At age 69 Lou organized and together with Santa Fe’s Ray Torres created the Northern New Mexico Seniors Golf Association. (1990)
• Served as President of the Northern New Mexico Seniors Golf Association. (1991-1993).
in 1990 Lou, then 69 years old, organized members of several clubs and started the over 55 Northern New Mexico Seniors Golf Association. The association would grow to over 375 golfers.
• Supported local charities and for funding needed for student activities and sporting events continued for 50 years such as bowling and little league teams, Lassie League teams, Babe Ruth teams and American Legion teams.
• Served as a board of director for the Los Alamos National Bank, the Los Alamos Community Bank, the Los Alamos Hospital Board, the Sombrillo Nursing Home and Aspin Ridge Assisted Living Center. (Different service times from 1960 through 2002)
• Two occasions when they owned the Soda Bar, they made and delivered sandwiches, soft drinks, and water for fire fighters working relentlessly stop raging forest fires in the Los Alamos area.
• Entertained hospitalized patients (in his clown uniform) at the Los Alamos Medical Center.
• Learned the auctioneer cadence after the war at cattle auctions and used his skill to conduct charitable money raising auctions for the Immaculate Heart of Mary Parish. The floral shop made sure that the altar flowers that Lee designed were fresh for Sunday mass at the church for 19 years
• Spoke to grade school children for countless years at the request of teachers.
• Helped with announcing as a football color commentator. Darrell Burns invited him to join the radio station, located 230 feet from the Soda Bar, to read the morning sporting news for ½ hour following the breakfast rush.
• Dress in a complete Topper Football uniform with helmet and a mask to raise money for the Los Alamos High School. The students and adults would pay a small donation for the right to try to guess who the local celebrity was and try to win the grand prize.
• Brought Touchdown Tony Hill of NFL Dallas Cowboy fame to Los Alamos for a charity event in 1983.
• Donated his Pierotti’s Clowns memorabilia to the Los Alamos Historical Society for use as an exhibit in the Los Alamos Historical Museum
• Never missed an invite to throw out the first pitch on opening day of the little league season.
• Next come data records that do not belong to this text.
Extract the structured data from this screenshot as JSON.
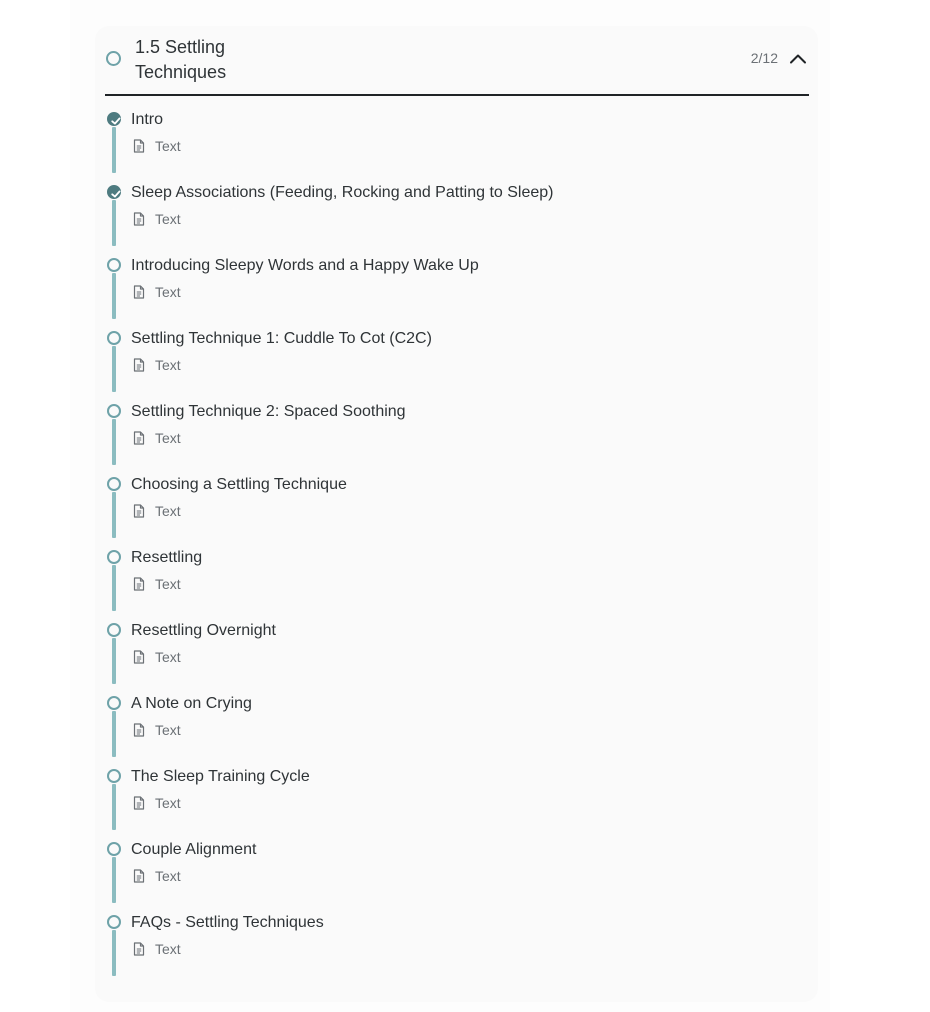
{
  "module": {
    "title": "1.5 Settling Techniques",
    "progress": "2/12",
    "expanded": true,
    "collapse_icon": "chevron-up-icon"
  },
  "lessons": [
    {
      "title": "Intro",
      "type": "Text",
      "completed": true
    },
    {
      "title": "Sleep Associations (Feeding, Rocking and Patting to Sleep)",
      "type": "Text",
      "completed": true
    },
    {
      "title": "Introducing Sleepy Words and a Happy Wake Up",
      "type": "Text",
      "completed": false
    },
    {
      "title": "Settling Technique 1: Cuddle To Cot (C2C)",
      "type": "Text",
      "completed": false
    },
    {
      "title": "Settling Technique 2: Spaced Soothing",
      "type": "Text",
      "completed": false
    },
    {
      "title": "Choosing a Settling Technique",
      "type": "Text",
      "completed": false
    },
    {
      "title": "Resettling",
      "type": "Text",
      "completed": false
    },
    {
      "title": "Resettling Overnight",
      "type": "Text",
      "completed": false
    },
    {
      "title": "A Note on Crying",
      "type": "Text",
      "completed": false
    },
    {
      "title": "The Sleep Training Cycle",
      "type": "Text",
      "completed": false
    },
    {
      "title": "Couple Alignment",
      "type": "Text",
      "completed": false
    },
    {
      "title": "FAQs - Settling Techniques",
      "type": "Text",
      "completed": false
    }
  ],
  "colors": {
    "accent": "#6ea2a8",
    "accent_dark": "#4e7b80",
    "rail": "#8bbcc0",
    "text": "#2f3437",
    "muted": "#6b7075"
  }
}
At a Triple A Albuquerque Isotopes, he threw the first pitch at a game held in honor of the Pierotti’s Clowns.
• Family maintains the Lou and Lena Pierotti Kiwanis Scholarship fund to help deserving civic minded student-athletes. Individual Lou and Lena Pierotti Scholarships have been awarded annually since 2016.
Lou cared for his wife Lee until her death in 2014. They celebrated their 70th wedding anniversary in June 2014. The two of them were partners in every aspect of their lives from working side by side to raising their five children, Michael of Las Vegas, NV; Marilee Pierotti Lau of San Francisco, CA; Lewis of Columbus, OH; David of Flagstaff, AZ; and Peter of Albuquerque, NM; seven grandchildren and two great grandchildren.